For over a century after the colonial arrival, the technique was referred to as charqui. The first anglicized reference to the word jerky occurred in 1612 in Virginia. Settlers fused centuries-old techniques with newly arrived cattle. Later, the popularity of cowboys further embedded it into American culture.

Today, beef jerky comes in all sorts of flavors and styles. From teriyaki to chipotle, coffee, and bourbon, the food has taken on a dizzying amount of flavors. Yet, at its core, beef jerky is most usually noted for its smokey taste, thinner slices, and sweet notes. And its key distinction is in the preparation process — external heat is utilized. Let's dive into the details.

Beef jerky needs external heat, while biltong is air-dried

The two dried meats exhibit differences in the way they are made. Biltong is a cured, and naturally air-dried product. To dry the meat, it's simply hung in the air for several days, somewhere between 5 and 10, depending on the climate, situation, and what result the maker is looking for. Indoors, the food can be home-dried using a box with fans, lightbulbs, and other homemade contraptions — but of course, different producers have their own processes.

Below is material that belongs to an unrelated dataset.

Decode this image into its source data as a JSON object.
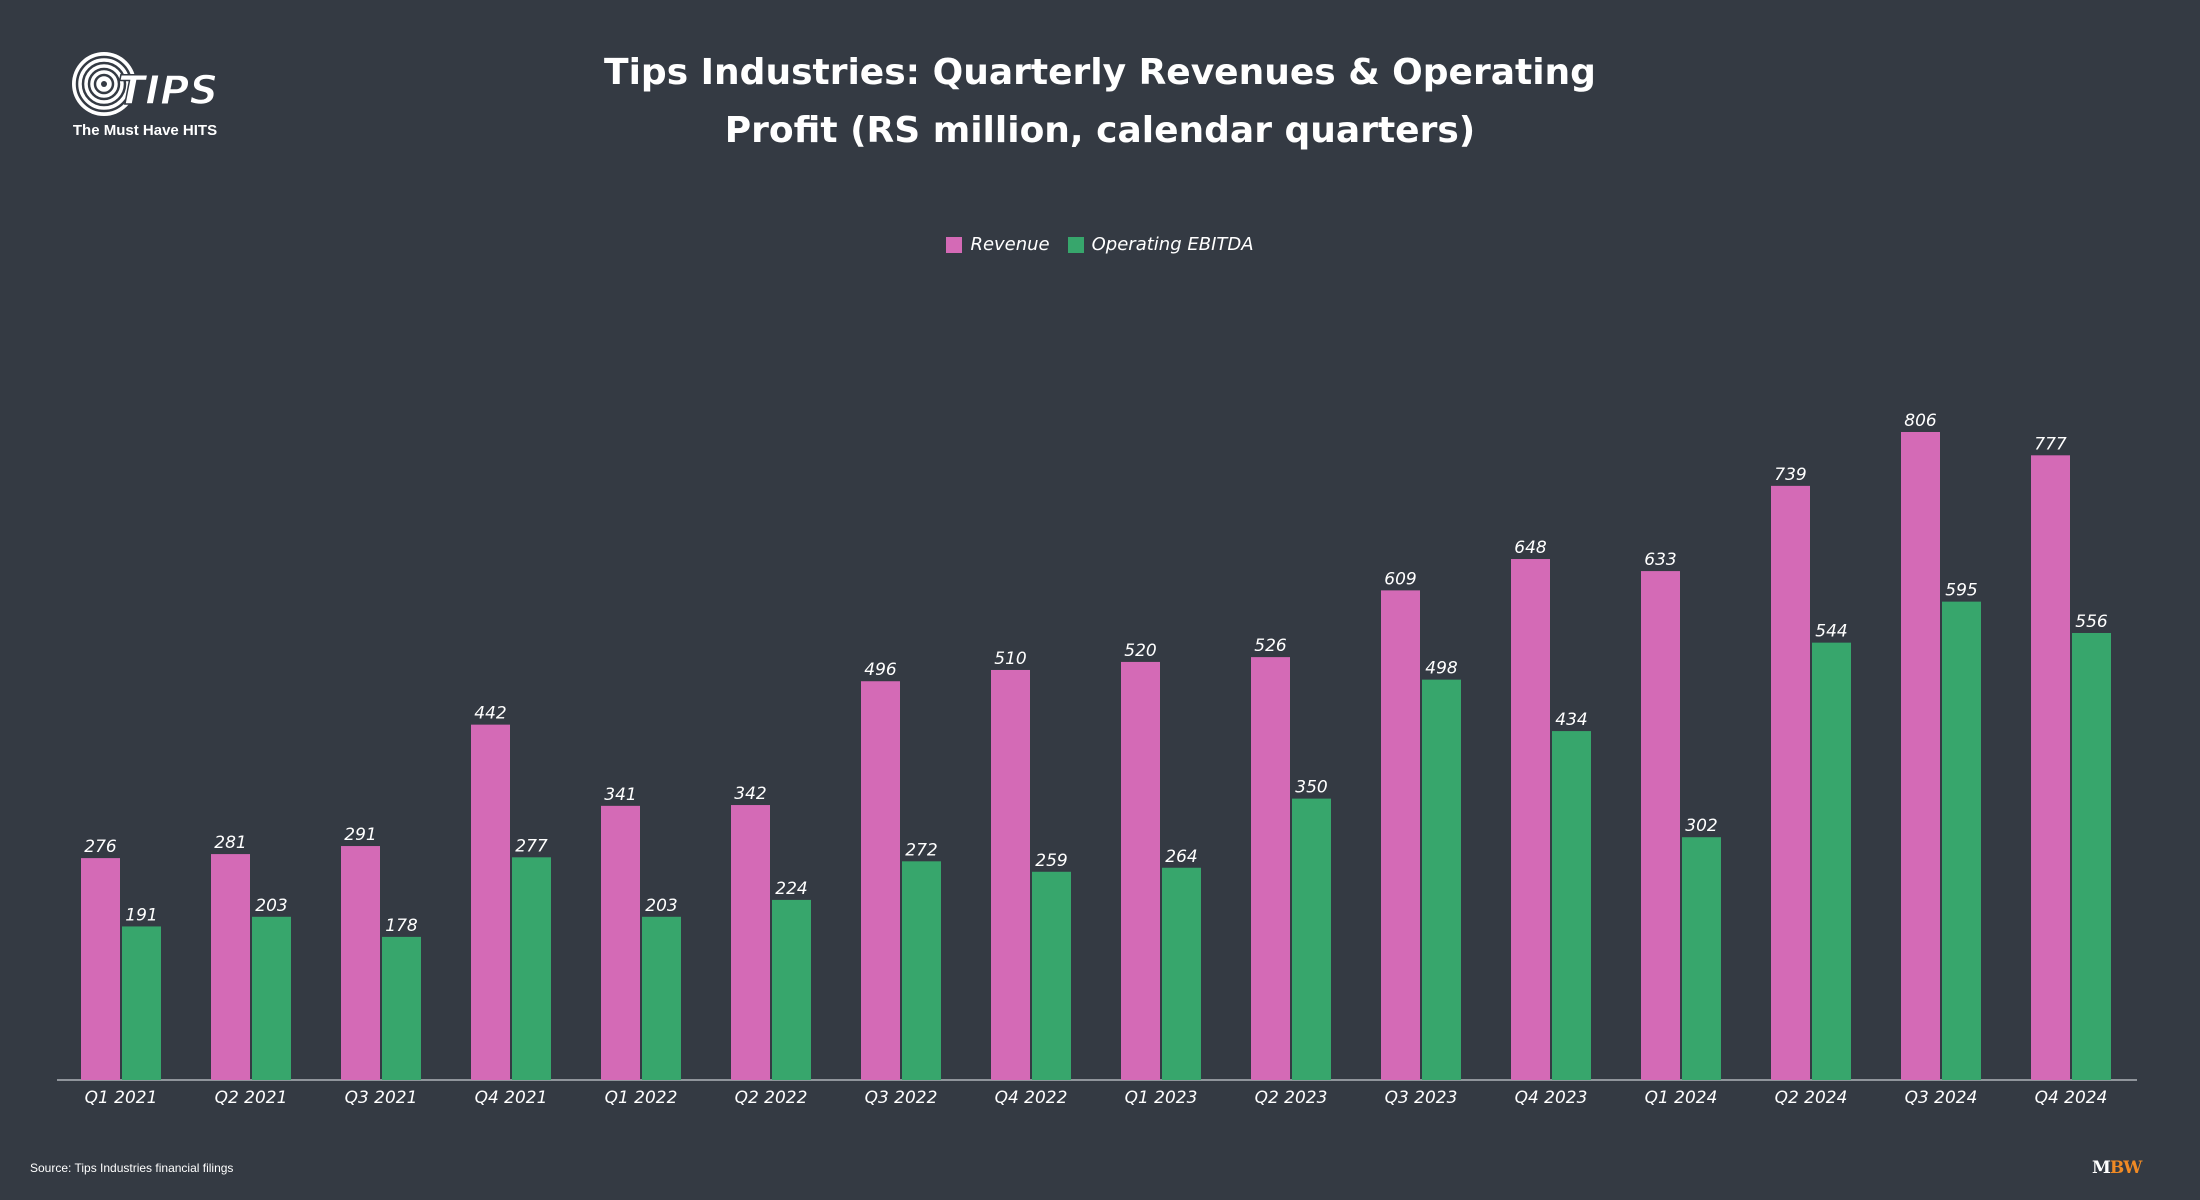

Conversely, beef jerky is a much quicker-to-make dried product, which lends it a different texture. It's manufactured using a dehydrator or other external heat source, which is kept at a lower temperature. Unlike the prolonged production of biltong, jerky can be made in only three hours, utilizing a more dehydrating process. Plus, the meat product is oftentimes smoked at the same time. However, not all jerky is cured, although much of it does spend time in a marinade, just like biltong. Varying techniques, paired with unique flavorings, result in differing outcomes.

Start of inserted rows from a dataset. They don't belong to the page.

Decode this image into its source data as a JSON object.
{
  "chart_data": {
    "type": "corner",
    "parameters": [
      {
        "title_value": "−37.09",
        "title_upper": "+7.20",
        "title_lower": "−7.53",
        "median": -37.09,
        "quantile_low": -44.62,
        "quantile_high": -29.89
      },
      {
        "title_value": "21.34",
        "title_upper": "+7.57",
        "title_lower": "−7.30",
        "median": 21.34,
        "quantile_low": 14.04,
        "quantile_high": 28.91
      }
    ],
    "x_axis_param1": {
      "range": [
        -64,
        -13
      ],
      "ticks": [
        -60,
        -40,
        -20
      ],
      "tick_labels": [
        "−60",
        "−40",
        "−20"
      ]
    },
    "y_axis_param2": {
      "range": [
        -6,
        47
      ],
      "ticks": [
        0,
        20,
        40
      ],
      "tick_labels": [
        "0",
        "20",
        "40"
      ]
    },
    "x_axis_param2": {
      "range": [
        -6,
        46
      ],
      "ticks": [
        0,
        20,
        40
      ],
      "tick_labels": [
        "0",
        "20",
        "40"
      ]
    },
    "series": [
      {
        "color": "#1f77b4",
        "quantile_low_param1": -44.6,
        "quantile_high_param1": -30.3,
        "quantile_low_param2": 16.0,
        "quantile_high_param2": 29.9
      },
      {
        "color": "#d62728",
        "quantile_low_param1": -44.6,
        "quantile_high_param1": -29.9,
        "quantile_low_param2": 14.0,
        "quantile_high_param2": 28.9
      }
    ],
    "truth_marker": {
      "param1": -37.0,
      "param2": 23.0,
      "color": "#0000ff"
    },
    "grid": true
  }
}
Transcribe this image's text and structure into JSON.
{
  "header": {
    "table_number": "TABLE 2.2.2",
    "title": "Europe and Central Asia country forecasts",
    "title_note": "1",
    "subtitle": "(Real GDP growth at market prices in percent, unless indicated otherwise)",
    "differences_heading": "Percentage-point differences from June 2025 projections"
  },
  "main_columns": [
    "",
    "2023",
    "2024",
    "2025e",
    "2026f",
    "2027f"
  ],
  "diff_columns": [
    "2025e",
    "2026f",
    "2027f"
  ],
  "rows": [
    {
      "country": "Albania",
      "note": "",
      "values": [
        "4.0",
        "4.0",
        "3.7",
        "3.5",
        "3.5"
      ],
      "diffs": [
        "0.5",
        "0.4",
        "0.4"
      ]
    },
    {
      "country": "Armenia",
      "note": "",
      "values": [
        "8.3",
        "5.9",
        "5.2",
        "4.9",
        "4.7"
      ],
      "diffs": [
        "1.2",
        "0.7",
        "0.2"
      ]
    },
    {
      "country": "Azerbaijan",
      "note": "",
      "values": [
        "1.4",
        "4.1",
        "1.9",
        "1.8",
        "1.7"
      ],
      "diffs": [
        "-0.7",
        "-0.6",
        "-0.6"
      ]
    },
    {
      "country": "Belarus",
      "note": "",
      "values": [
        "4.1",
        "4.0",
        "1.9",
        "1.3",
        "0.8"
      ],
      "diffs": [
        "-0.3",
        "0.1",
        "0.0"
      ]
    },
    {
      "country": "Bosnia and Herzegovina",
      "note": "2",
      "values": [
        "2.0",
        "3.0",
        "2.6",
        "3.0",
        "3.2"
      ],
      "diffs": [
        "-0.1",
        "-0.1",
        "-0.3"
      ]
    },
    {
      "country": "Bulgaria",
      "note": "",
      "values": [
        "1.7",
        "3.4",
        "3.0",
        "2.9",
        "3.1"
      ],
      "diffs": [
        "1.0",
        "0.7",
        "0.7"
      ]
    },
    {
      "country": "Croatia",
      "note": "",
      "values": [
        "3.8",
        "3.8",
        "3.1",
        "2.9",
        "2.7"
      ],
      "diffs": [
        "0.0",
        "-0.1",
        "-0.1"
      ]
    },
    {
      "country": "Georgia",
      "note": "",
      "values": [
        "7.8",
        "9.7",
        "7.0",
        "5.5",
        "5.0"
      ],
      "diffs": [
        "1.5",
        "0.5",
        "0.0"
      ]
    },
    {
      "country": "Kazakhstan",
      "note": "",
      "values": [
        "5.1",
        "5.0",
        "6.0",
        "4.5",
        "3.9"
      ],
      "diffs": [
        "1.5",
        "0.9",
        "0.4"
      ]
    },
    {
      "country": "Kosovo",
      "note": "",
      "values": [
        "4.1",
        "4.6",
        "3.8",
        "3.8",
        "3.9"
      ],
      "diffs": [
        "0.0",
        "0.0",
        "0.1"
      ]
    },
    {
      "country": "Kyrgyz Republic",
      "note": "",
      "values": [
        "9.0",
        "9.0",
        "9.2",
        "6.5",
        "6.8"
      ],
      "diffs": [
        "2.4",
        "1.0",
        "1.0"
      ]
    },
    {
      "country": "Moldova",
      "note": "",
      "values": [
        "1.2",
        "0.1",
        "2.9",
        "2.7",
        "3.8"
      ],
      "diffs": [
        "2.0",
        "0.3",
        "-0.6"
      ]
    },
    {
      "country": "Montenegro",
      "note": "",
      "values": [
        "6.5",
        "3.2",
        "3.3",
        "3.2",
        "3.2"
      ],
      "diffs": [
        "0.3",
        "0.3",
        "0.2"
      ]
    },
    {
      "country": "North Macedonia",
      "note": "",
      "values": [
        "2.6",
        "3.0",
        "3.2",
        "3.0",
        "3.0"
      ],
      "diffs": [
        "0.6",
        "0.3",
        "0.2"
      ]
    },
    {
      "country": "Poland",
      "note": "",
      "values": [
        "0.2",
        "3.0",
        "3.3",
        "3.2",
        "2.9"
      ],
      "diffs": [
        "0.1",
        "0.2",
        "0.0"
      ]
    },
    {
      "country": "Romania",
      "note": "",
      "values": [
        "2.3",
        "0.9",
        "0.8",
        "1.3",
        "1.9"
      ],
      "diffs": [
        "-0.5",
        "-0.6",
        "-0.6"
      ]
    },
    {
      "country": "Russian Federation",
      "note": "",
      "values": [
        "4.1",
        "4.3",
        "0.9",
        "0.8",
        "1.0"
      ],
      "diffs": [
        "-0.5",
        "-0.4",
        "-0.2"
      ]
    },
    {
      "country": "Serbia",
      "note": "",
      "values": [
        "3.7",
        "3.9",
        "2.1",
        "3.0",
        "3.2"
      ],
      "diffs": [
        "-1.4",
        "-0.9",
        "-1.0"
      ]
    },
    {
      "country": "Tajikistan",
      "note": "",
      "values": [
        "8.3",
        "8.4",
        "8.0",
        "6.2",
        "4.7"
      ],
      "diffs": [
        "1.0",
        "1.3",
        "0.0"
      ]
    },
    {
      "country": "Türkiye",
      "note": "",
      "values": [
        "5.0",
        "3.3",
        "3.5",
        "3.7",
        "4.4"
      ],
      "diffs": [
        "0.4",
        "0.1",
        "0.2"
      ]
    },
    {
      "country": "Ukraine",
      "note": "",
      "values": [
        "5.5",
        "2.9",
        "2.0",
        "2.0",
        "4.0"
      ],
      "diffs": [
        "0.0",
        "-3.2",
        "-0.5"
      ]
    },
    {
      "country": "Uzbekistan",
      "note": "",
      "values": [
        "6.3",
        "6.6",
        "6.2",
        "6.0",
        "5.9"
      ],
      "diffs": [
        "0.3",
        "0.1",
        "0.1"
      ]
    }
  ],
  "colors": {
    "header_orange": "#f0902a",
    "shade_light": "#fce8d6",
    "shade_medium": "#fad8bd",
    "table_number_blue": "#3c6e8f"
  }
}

Biltong boasts a meatier, more aromatic flavor

Although both biltong and beef jerky can be made with an expansive selection of seasonings applied as a marinade before drying, the two meat products lean to distinct palates. Biltong employs vinegar for curing, a principal difference that leads to a more tangy taste. Its less dehydrated consistency preserves a more traditionally meaty flavor, complemented by a chewier mouthfeel with more fat content, and it's made without any sugar.

Conversely, jerky relies more heavily on salt and sugar for preservation, as well as heat-induced caramelization. Plus, the meat is usually infused with a smokey flavor, which can come from traditional wood smoking, or sometimes from additives. This part is absent when making biltong. Jerky also has a more brittle, cracked consistency that's accentuated by the thinner slices into which it's usually cut.

While beef jerky's popularity has created flavors with far-reaching inspiration, classic recipes always boast a salty undertone, with notes of sugar and smoke. On the other hand, biltong has a much bolder, spiced flavor palate. However, in both styles, there's an abundance of variation based on the producer, which makes trying a new variety of both an adventure, until you find the one that's just right for your palate.